With COVID-19 lockdowns, stress, and anxiety, people have started to feel lonely and in need of a companion. Since pets are a perfect choice for helping their owners feel less lonely and stressed out, the pandemic resulted in a much higher number of pet adoptions than before.
2020 saw a massive increase in adoptions, and new results show that numbers are still increasing.
In a study done in 2021, 14% of the study participants said that they had adopted a pet during the COVID-19 pandemic, while this was true for only 10% of surveyed people at the end of 2020.

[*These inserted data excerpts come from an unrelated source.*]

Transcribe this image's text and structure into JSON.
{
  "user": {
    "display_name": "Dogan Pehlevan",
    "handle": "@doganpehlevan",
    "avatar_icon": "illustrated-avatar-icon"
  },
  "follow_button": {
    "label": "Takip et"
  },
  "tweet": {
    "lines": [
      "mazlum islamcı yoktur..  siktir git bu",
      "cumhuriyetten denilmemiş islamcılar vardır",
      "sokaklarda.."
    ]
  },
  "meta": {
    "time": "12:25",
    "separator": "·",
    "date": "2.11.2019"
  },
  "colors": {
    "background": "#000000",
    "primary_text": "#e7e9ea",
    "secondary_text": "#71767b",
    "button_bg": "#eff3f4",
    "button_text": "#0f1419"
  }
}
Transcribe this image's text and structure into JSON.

Even though 14% is the average number of new pet owners, the numbers differ significantly among different groups. For example, based on the pet owners’ generation, the numbers are the following:
- Baby boomers — 5% increase
- Generation X — 13% increase
- Millennials — 24% increase
- Gen Z — 26% increase
Based on the location, the numbers also vary. So, while pet ownership in urban areas increased by 20%, suburban areas had an 11% increase, and rural areas had an increase of 13%.

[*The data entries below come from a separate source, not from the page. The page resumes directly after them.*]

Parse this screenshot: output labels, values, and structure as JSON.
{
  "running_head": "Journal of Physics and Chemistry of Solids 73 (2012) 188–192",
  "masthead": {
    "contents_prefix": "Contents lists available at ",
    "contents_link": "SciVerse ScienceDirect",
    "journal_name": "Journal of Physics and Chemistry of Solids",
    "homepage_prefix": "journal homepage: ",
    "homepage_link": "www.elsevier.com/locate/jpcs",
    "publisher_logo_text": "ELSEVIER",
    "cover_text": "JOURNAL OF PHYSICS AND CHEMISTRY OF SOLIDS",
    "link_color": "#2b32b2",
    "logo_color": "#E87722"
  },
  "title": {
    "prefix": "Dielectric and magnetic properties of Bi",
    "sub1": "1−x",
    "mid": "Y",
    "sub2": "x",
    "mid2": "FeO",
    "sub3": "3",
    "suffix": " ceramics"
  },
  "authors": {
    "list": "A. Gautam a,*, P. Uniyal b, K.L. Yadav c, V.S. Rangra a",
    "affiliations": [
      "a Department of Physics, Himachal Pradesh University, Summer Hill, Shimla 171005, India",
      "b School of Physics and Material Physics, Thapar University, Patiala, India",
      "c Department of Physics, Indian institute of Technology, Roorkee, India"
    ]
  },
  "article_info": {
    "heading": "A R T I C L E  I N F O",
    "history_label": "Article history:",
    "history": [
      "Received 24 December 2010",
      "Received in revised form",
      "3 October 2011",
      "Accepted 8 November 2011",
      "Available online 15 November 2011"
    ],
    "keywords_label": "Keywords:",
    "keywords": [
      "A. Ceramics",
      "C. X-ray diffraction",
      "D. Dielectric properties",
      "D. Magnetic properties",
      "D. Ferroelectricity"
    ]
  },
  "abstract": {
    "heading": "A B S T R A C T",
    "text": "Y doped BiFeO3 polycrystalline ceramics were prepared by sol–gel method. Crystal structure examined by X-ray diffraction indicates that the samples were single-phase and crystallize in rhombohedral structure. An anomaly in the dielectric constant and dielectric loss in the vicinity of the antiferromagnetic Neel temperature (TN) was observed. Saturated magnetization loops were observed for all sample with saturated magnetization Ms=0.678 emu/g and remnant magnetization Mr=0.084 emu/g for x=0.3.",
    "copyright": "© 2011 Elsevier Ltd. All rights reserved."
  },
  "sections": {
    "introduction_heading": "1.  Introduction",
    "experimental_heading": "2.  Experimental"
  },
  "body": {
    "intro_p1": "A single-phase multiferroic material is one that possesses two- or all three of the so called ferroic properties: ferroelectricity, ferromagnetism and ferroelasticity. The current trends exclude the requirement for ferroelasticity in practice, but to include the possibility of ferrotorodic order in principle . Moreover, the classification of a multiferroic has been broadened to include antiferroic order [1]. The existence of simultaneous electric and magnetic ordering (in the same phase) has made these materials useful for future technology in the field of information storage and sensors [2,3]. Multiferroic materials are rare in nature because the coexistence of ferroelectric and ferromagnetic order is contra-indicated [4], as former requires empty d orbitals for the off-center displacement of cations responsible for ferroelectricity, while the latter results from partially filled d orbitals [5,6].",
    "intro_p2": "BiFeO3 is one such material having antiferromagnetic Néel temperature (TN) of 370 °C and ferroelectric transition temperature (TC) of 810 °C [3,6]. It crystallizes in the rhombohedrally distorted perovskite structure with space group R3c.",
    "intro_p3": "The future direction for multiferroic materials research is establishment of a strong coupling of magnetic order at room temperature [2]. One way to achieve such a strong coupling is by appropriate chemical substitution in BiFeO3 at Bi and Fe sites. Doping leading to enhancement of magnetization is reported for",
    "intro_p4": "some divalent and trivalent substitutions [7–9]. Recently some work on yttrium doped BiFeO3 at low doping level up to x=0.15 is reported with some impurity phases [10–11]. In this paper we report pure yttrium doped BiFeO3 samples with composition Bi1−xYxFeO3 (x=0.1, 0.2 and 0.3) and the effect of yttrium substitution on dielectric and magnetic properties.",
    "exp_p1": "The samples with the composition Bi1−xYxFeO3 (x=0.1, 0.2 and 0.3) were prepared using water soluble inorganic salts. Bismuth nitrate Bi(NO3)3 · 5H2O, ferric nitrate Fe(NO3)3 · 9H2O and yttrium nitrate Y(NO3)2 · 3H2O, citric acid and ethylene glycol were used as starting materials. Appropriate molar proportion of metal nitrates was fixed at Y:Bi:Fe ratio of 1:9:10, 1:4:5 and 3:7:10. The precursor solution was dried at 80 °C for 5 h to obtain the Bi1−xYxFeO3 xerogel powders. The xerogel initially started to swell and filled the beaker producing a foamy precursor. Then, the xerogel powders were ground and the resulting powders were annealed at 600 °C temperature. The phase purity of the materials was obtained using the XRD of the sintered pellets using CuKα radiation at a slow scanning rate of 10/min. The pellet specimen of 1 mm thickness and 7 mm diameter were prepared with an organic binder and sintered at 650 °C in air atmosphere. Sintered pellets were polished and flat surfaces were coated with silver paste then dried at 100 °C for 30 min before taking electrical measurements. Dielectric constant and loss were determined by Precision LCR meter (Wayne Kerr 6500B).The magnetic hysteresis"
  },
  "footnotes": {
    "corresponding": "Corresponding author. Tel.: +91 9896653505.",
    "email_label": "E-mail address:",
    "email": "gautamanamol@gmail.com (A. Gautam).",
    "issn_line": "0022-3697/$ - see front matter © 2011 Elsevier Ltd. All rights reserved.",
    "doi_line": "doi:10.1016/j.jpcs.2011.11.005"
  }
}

Moreover, when looking at annual income, there are no surprises — the highest-earning group had the largest growth in pet ownership.

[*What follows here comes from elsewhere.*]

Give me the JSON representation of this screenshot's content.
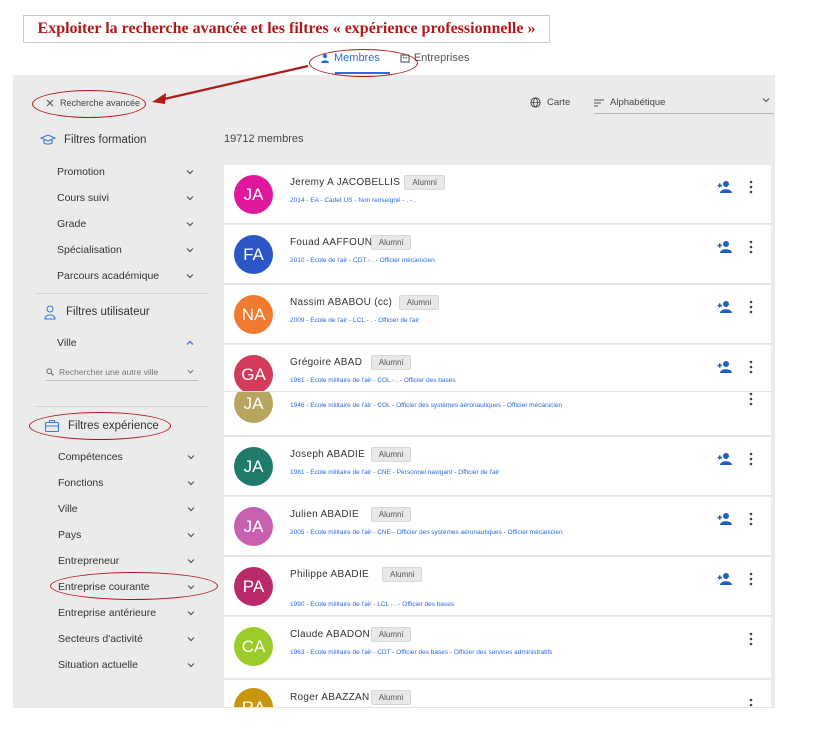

More precisely, 18% more of those that earn more than $100,000 adopted a new pet, while the same is true for 12% of those earning less than $50,000 per year. Those in the middle, earning $50,000–$100,000, had a 16% increase in pet ownership.
Also, 25% more of families with children adopted a pet during the pandemic, while this was true for only 9% of families without kids.
This increase is significant for raising awareness of pet adoption because, in the pre-pandemic times, only around 25% of dogs and 24% of cats got adopted.
Although there was this huge increase in pet ownership, it’s important to note that there are some negative impacts of the COVID-19 pandemic. Some owners couldn’t take care of their pets and were obliged to give them up, but these numbers were much lower.